To find the first three terms of an arithmetic sequence, you use the general expression for the sequence. This exercise provides the expression as \(6i-4\). By substituting different values for \(i\), typically starting from \(i = 1\), you can find the first few terms.

• For \(i = 1\), the first term \(T_1 = 6 \times 1 - 4 = 2\).
• For \(i = 2\), the second term \(T_2 = 6 \times 2 - 4 = 8\).
• For \(i = 3\), the third term \(T_3 = 6 \times 3 - 4 = 14\).

Knowing these initial terms helps you understand the pattern of the arithmetic sequence.

The last term in an arithmetic sequence can be found using the same expression by substituting the last sequential position number. If you're looking at the 20th term, plug in \(i = 20\) into the formula \(6i-4\).

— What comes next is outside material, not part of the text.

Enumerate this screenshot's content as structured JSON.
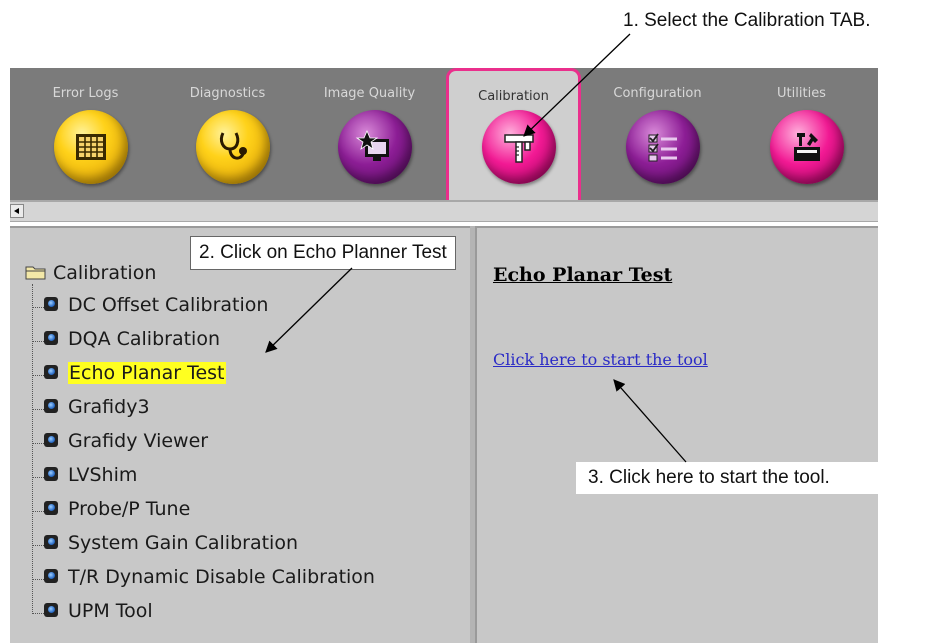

Doing this calculation, you get \(T_{20} = 6 \times 20 - 4 = 116\). The last term is vital because it's used in the formula to find the sum of the entire sequence. Identifying the last term helps in efficiently applying the sum formula.

The formula to find the sum \(S\) of an arithmetic sequence is \(S = \frac{n}{2}(a + l)\), where:

• \(n\) is the number of terms in the sequence.
• \(a\) is the first term.
• \(l\) is the last term.

To apply this formula, you simply substitute these values in. Given our example where \(n = 20\), \(a = 2\), and \(l = 116\), the sum becomes:
\[ S = \frac{20}{2}(2 + 116) = 10 \times 118 = 1180 \]
This formula significantly simplifies the process of finding the total sum of terms in an arithmetic sequence, saving both time and effort compared to manual addition.